BkRev #1825. Twilight of the Elites: America After Meritocracy. (2012). Christopher Hayes. New York: Broadway. 292pp. $16.00. ISBN #978-0-307-72046-7, https://www.hachettebookgroup.biz/titles/liza-jessie-peterson/all-day/9781455570911/.
Matt Kubacki, Ed.D. Associate Dean for Student Success, St. Joseph’s College, Brooklyn, NY, [email protected].
“America is broken.” That’s the way Christopher Hayes (2012) began Twilight of the Elites: America After Meritocracy, a summation and analysis of contemporary American disaffection so unfortunately prescient as only to have grown in importance since its original publication. And while one would be forgiven for reading that opening and giving up hope, Hayes provided a wealth of explanations and data throughout to clarify the many reasons for America’s breaking, as well as to provide solutions for how changes in thinking and policy could work toward America’s reforming.
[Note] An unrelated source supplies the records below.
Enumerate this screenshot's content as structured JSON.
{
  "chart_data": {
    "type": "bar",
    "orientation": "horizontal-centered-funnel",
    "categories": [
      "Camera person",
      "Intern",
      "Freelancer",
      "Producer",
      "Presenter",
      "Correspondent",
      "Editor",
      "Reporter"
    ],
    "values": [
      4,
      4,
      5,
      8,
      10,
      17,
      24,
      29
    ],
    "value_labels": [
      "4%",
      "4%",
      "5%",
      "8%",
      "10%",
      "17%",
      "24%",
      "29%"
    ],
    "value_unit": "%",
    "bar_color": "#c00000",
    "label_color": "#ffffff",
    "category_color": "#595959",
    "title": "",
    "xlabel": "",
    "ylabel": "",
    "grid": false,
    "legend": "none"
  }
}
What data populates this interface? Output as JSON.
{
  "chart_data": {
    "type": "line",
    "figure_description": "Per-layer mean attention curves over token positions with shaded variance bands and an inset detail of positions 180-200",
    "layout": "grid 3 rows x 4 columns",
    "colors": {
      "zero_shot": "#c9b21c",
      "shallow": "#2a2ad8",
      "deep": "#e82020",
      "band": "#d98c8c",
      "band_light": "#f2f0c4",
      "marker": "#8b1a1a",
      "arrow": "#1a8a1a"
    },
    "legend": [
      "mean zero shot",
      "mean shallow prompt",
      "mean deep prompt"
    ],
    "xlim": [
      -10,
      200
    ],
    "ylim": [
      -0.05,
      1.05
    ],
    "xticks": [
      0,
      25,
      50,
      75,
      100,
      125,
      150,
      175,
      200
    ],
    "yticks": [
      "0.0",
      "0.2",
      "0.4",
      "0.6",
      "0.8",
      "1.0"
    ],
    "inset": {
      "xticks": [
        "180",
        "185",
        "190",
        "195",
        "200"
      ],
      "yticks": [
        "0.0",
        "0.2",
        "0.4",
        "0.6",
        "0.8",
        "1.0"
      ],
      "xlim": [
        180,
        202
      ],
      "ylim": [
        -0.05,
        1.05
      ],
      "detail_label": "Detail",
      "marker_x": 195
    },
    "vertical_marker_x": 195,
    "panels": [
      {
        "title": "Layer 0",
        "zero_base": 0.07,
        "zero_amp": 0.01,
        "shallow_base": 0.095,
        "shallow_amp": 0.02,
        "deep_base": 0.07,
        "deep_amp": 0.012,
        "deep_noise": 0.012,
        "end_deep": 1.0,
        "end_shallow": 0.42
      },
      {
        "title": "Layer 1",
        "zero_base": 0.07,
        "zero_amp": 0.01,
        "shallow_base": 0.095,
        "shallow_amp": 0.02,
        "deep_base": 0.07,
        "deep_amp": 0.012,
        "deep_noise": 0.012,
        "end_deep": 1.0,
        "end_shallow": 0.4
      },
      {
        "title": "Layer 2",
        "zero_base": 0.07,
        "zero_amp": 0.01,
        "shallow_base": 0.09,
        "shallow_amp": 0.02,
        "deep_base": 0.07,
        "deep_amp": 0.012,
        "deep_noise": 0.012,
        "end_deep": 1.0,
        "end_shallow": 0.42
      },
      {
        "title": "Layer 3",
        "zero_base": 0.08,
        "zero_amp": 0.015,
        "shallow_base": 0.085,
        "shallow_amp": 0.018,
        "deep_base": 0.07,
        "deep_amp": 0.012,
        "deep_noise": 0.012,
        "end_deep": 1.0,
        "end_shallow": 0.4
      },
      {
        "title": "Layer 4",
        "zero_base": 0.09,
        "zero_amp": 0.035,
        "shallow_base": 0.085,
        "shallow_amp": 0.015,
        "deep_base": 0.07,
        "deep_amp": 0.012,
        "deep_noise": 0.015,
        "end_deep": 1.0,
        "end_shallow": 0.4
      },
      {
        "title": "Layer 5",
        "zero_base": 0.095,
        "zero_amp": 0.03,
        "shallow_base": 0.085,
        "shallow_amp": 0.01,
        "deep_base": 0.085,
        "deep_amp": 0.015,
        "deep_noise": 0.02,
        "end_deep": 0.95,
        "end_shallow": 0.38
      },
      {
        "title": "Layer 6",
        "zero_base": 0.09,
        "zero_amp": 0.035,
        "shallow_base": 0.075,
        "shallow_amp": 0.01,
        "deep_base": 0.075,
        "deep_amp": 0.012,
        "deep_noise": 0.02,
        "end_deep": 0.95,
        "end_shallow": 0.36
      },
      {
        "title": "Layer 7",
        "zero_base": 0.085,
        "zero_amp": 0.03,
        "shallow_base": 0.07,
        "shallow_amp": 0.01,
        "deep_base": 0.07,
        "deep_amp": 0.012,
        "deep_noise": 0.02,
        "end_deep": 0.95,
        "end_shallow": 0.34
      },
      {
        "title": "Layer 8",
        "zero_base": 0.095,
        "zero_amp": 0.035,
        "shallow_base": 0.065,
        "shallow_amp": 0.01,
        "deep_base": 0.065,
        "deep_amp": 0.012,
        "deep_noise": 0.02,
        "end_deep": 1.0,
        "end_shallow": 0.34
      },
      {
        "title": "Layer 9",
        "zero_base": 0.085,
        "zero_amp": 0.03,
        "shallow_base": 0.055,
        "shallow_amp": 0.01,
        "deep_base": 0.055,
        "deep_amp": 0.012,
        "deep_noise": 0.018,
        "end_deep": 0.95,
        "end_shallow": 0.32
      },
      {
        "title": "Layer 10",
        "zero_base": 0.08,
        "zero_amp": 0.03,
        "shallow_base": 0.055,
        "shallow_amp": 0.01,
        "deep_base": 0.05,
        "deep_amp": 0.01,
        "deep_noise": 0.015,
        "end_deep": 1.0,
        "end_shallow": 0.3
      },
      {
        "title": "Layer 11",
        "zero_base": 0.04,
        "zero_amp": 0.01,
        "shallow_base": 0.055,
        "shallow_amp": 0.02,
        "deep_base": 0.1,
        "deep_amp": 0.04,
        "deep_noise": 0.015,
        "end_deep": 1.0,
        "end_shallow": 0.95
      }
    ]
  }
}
Hayes, editor at large of The Nation and host of his own show on MSNBC, focused his analysis on what he calls the Fail Decade, the first decade of the 21st century, characterized by 9/11, the invasions of Afghanistan and then Iraq, the collapse of Enron, Major League Baseball and performance-enhancing drugs, Countrywide and the subprime mortgage crisis, and the bankruptcy of Lehman Brothers. And while he granted that each of these crises was the product of complex and at times overlapping factors, Hayes (2012) wrote, “the consistent theme that unites them all is elite malfeasance and elite corruption” (p. 23).
That “elite malfeasance and elite corruption” stemmed, Hayes (2012) wrote, from America’s cultural belief in meritocracy, a term coined by Michael Young in 1958’s The Rise of the Meritocracy, describing a system where intelligence and determination, rather than an aristocracy of birth or plutocracy of wealth, is rewarded (as cited in Hayes, p. 41). Meritocracy, on its surface, can seem directly linked with American values. Yet, Hayes pointed out that the issue is that its “fundamental problem . . . is how difficult it is to maintain in its pure and noble form” (p. 53). Hayes was so effective in providing an abundance of examples and narratives to pull the reader in and make his case, mixed then with the data for support, to show just how the idea of meritocracy has been corrupted.
It is difficult not to be swayed by Hayes’s (2012) analysis, seeing as he does in the national mood of frustration and betrayal a “crisis of authority” (p. 13). However, one of those pillar “authorities” in crisis is higher education, as it can be blasted by media as being a hotbed of elites, perpetuating and advancing inequality (Brooks, 2018). What to do, then, when higher education professionals in general, and academic advisors in particular, attempt to provide advisement only to have questioned the very idea of the benefit of higher education degree attainment in the first place? One way is to advise students to themselves explore, to encourage and empower students to trust in their own individual authority in how they are educated. While this may come easier at liberal arts schools, many if not all institutions have some sort of general education requirements in the liberal arts. Showing students that they can make choices within those frames can many times lead to ways to “explore the challenges specific to our age” (Roche, 2010, p. 15). As Roche (2010) wrote, it is these challenges that “make the liberal arts more essential than ever” (p. 15).
Success in higher education, and in other areas, can translate to “success within our communities . . . lower health care costs, increased economic value…” (Dorsey, 2012, p. 6). Engaging students in questioning society’s workings and then addressing those questions can hit on what Hayes (2012) concluded can be a solution to the elite’s malfeasance and corruption: that while crises can cause pillars of authority to fall, they can also inspire work to “put [society] back together a different way” (p. 237).
References:
Brooks, D. (2018, May 28). The strange failure of the educated elite. The New York Times. Retrieved from https://www.nytimes.com/2018/05/28/opinion/failure-educated-elite.html
Dorsey, M. E. (2012). Advocacy: Flip the script. Community College Journal, 82(4). 6.
Roche, M. W. (2010). Why Choose the Liberal Arts? Notre Dame, IN: University of Notre Dame Press.